“in een moreel en religieus oogpunt en zelfs als een grove politieke inconsistentie met al onze pochte Instellingen, vrijheid, enzovoort,” schreef Louisa aan haar schoonvader, John Adams, in 1820, tijdens het debat over de vraag of Missouri de Unie kon binnenkomen zonder beperkingen op slavernij, “het is zo voelbaar een vlek dat de meest sufste sukkel kan zien en begrijpen.”Haar man ging verder. John Quincy Adams was een van de slechts twee presidenten in de eerste halve eeuw van het land niet te bezitten—de taal van het bezit is onontkoombaar-slaven; de andere was zijn vader, John. Ze waren ook de enige twee die niet uit Virginia kwamen. John Quincy was geen abolitionist, en hij was niet een van de eerste leiders van de anti-slavernij beweging. Als voorzitter was hij stil over dit onderwerp. Maar als een vertegenwoordiger van Massachusetts na zijn presidentschap, John Quincy zou vechten in het Congres om de slavernij te beperken, ondanks bedreigingen tegen zijn leven en de desertie van zijn bondgenoten, en hij hekelde het tot het moment dat hij stierf. Al in 1820, lang voordat hij in het openbaar een standpunt innam, stelde hij privé het vooruitzicht van een nieuwe unie die gebaseerd was op het principe van “totale afschaffing”.””Een leven gewijd aan het zou Nobel worden besteed of opgeofferd,” schrijft hij in zijn dagboek.

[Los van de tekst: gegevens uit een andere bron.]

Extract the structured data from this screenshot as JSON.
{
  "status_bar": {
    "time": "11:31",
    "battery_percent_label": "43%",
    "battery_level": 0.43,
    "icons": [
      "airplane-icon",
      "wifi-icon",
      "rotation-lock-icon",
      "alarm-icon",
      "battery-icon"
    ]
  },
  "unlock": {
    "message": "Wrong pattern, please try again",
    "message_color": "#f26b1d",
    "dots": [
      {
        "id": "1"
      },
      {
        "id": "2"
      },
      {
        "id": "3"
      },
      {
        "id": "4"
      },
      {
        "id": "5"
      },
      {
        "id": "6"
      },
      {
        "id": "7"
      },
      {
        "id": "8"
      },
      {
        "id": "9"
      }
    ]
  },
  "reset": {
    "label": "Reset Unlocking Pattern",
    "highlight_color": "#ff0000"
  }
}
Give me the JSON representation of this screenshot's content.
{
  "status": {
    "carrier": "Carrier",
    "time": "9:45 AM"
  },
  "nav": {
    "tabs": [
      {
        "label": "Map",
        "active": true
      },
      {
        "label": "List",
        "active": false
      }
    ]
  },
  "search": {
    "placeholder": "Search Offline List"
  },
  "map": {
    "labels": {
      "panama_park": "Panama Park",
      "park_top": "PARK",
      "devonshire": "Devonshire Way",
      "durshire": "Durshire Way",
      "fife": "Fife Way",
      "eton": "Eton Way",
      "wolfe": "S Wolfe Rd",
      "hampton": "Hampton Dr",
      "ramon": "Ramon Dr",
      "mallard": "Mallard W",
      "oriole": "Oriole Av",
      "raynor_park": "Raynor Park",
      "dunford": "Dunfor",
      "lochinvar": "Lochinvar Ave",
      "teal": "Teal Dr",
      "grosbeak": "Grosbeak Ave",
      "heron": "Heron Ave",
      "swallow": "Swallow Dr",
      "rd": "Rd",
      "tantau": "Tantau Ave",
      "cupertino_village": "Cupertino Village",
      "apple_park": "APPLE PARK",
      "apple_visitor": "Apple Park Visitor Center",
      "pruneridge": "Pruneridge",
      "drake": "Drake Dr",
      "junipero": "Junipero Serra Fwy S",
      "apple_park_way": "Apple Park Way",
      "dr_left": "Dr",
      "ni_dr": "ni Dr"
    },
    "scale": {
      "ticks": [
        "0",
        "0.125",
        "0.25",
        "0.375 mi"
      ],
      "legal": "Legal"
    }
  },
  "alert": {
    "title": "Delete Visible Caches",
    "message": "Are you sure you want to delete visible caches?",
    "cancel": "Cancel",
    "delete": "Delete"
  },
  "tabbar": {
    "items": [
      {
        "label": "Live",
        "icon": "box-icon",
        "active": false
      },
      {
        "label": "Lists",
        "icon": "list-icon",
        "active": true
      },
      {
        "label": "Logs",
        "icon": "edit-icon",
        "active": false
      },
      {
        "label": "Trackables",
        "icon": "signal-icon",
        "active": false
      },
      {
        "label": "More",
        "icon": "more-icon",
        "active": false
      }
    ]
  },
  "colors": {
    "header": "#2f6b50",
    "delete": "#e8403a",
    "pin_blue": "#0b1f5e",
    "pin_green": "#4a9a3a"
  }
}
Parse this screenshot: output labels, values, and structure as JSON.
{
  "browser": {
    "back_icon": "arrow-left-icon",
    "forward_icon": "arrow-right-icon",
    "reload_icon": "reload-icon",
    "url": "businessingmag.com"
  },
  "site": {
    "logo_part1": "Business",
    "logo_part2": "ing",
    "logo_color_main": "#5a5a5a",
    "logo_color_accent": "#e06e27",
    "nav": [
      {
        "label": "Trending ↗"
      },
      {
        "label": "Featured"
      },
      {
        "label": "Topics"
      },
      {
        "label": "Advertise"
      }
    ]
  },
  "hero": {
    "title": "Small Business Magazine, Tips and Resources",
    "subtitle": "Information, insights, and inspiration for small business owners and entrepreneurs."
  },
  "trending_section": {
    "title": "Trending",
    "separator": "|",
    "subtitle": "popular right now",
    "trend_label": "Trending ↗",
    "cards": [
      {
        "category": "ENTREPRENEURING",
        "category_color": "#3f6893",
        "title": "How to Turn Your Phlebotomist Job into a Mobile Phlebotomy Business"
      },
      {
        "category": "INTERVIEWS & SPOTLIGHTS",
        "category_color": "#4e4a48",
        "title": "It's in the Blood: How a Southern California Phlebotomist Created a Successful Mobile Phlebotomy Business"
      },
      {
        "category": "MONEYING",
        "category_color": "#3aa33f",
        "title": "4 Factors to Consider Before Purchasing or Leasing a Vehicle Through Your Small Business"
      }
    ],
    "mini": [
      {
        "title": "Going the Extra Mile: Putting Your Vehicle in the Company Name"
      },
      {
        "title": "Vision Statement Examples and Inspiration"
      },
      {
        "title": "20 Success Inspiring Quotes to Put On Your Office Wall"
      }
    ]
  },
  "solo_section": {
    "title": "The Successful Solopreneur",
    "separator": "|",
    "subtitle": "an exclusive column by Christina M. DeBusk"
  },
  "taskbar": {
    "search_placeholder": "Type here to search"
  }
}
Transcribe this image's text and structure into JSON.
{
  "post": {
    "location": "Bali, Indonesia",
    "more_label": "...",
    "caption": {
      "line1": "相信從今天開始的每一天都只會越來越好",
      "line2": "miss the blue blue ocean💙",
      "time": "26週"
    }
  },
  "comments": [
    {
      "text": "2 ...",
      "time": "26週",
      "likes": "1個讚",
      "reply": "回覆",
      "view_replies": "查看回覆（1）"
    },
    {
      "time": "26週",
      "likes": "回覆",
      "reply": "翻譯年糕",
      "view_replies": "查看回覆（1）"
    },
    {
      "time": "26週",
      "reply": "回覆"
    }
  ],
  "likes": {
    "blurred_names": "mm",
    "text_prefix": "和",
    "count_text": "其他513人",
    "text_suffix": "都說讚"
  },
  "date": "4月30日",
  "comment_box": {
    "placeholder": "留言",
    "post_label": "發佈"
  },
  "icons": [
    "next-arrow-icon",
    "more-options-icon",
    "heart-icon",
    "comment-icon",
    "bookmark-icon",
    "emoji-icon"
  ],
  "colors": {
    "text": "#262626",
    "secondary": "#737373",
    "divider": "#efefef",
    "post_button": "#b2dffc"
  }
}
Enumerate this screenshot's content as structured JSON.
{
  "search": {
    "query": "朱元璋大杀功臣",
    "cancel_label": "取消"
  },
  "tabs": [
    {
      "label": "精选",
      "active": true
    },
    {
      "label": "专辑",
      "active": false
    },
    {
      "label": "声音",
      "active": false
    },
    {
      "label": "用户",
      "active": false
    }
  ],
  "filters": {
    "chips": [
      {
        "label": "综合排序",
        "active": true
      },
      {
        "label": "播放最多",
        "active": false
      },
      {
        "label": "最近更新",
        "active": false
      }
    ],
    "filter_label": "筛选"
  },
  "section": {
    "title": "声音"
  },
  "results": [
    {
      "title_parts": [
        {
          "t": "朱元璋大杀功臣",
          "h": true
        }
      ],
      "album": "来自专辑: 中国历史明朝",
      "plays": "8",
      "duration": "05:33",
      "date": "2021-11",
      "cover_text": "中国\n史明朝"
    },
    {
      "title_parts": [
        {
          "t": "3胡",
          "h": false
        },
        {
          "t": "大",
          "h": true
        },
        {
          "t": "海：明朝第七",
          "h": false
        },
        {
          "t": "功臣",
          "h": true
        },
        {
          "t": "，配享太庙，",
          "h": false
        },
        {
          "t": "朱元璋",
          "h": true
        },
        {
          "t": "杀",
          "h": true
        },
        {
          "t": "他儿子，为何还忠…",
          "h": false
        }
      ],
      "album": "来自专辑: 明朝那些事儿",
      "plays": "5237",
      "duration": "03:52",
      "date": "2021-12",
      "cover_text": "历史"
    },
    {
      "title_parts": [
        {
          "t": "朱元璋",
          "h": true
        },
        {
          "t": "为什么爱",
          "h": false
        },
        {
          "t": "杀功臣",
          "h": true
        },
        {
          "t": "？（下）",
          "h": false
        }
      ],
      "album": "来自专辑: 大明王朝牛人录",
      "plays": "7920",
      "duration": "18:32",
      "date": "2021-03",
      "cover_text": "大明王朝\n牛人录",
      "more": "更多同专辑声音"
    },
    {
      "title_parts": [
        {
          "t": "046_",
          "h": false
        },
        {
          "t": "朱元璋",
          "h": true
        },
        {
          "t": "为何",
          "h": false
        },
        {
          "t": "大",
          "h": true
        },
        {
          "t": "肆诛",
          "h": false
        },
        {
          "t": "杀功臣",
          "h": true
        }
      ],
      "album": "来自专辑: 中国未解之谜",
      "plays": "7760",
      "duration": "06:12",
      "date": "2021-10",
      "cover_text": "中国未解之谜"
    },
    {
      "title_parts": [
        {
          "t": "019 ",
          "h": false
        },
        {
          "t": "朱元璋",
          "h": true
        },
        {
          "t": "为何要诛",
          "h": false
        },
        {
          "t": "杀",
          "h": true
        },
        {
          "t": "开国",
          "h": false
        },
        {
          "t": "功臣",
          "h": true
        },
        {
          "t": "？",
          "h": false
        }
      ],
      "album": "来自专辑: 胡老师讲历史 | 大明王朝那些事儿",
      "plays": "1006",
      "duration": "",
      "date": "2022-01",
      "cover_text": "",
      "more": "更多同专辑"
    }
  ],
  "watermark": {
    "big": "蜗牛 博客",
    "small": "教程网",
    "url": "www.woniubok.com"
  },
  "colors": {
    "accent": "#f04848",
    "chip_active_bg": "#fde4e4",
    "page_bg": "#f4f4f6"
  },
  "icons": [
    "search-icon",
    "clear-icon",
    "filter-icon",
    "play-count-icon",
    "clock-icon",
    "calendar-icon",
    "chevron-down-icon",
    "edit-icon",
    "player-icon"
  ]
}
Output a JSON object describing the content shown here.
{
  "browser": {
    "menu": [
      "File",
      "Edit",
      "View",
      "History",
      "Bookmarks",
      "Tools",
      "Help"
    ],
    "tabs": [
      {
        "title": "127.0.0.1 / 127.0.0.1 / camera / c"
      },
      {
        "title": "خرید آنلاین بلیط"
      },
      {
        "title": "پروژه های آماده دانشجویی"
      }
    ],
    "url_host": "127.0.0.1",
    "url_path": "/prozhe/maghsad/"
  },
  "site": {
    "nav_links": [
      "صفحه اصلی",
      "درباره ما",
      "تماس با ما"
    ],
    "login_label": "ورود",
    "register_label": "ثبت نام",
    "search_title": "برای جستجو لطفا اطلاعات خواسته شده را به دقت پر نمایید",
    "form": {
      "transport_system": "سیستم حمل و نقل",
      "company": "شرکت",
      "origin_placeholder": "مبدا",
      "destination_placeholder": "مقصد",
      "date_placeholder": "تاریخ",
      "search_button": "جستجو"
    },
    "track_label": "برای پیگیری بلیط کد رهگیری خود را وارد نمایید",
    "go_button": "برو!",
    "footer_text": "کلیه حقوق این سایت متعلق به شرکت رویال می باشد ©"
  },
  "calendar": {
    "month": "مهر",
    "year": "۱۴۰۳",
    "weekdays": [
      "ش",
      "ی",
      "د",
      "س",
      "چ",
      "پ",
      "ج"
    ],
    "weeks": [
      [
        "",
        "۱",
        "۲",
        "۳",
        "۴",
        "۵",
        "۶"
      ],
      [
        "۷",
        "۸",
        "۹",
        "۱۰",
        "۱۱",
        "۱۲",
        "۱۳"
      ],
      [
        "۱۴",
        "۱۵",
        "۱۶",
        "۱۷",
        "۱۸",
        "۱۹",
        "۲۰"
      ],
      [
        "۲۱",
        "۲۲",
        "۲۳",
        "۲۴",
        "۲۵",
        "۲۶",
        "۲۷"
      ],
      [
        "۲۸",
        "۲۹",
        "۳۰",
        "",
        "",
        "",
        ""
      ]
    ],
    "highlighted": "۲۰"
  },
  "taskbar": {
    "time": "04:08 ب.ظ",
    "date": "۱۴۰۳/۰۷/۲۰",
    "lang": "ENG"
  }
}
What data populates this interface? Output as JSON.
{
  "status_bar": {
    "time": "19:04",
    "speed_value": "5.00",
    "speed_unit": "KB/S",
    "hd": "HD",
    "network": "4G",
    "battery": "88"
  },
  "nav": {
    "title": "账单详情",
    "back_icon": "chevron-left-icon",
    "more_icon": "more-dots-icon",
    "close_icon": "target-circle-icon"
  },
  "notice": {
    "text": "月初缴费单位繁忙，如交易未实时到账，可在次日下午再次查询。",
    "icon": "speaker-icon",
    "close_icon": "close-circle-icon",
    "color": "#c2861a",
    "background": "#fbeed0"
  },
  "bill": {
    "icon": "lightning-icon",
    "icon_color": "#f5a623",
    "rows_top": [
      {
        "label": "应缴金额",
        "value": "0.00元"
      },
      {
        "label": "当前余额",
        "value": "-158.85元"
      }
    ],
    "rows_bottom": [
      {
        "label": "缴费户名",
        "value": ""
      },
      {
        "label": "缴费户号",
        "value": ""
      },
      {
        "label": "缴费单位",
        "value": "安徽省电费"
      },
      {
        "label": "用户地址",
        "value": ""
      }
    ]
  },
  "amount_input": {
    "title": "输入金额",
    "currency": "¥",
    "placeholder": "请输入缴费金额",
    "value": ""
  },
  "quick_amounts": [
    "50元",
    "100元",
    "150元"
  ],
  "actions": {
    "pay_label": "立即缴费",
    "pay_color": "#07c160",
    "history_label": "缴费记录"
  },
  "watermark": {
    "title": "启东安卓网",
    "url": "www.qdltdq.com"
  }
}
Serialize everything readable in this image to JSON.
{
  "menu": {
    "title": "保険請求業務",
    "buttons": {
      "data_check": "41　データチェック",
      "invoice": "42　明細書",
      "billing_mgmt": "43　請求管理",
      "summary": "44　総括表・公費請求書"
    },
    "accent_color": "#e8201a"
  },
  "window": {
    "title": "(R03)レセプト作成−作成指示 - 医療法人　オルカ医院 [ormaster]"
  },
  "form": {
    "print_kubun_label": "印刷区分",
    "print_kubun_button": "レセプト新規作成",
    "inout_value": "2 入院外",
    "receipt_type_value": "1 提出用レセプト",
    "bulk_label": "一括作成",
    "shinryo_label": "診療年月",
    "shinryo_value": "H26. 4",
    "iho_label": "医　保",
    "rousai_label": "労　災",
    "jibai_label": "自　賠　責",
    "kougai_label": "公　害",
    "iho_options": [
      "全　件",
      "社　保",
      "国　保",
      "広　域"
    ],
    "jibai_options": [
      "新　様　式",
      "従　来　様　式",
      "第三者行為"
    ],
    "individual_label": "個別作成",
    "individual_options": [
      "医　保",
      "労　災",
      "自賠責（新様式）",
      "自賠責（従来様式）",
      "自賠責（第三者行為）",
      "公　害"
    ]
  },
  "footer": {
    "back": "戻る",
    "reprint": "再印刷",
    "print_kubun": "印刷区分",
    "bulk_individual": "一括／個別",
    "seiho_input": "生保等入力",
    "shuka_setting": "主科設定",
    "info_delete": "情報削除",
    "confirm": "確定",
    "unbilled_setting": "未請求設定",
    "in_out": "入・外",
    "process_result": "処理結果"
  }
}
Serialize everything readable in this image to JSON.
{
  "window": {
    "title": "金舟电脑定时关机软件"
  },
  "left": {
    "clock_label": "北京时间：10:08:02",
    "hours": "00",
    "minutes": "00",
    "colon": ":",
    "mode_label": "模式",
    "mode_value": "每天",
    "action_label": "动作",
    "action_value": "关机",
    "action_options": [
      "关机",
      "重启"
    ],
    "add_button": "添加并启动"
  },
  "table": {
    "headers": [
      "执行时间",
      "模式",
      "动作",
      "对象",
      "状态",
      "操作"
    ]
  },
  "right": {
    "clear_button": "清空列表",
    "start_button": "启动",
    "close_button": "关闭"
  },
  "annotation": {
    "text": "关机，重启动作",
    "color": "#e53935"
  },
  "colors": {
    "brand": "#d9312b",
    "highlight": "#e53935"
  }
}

maar het echte leven was, zoals altijd, ingewikkelder. Uit de volkstelling van 1820 blijkt dat er een slavin onder de veertien jaar in de Adams residence woont. De slaaf was vrijwel zeker niet in handen van John Quincy. “Ik verafschuwde slavernij,” vertelde hij later aan een abolitionist, en”heb het niet in mijn familie geleden,” —en hij was niet iemand om te liegen. Maar hij was menselijk, en hij woonde in Washington, en, net als elke politicus in Washington—zelfs één wiens wachtwoord integriteit was—sloot hij compromissen. Hij en Louisa kunnen haar hebben gehuurd van haar eigenaren en betaalde haar (en misschien haar eigenaar) loon, een gangbare praktijk in Washington op het moment en iets wat we weten dat de Adamses later deden. Of ze kan eigendom zijn geweest van een lid van de uitgebreide familie die vaak woonde met hen, soms voor lange periodes van tijd—waarschijnlijk een van Louisa ‘ s nichten of neven. Louisa ‘ s vader, Joshua Johnson, was een Zuiderling. De Johnsons, inclusief de families van Louisa ‘ s zusters—haar beste vrienden—bezaten slaven.Eén mogelijkheid is dat de slavin een jonge vrouw genaamd Rachel Clark was. In 1816, nadat Louisa ’s nicht Mary Wees was geworden, erfde Mary op tienjarige leeftijd aandelen en “cash, furniture and negroes”. Kort daarna ging ze bij John Quincy en Louisa wonen. Het is niet bekend wat er met de Slaven is gebeurd, maar Maria heeft er misschien een meegenomen. In het Zuiden was het gebruikelijk dat een rijk blank meisje een huisslaaf kreeg van ongeveer haar leeftijd; men dacht dat het de loyaliteit van de slaaf zou cultiveren. We weten dat Mary een slaaf had met de naam Rachel Clark omdat in 1828—tegen het einde van John Quincy Adams ‘ termijn als President, nadat Mary tien jaar bij hem en Louisa had gewoond, waaronder in het Witte Huis—Mary haar bevrijdde. Ze deed het op dezelfde dag dat ze trouwde met Louisa en John Quincy ‘ s zoon.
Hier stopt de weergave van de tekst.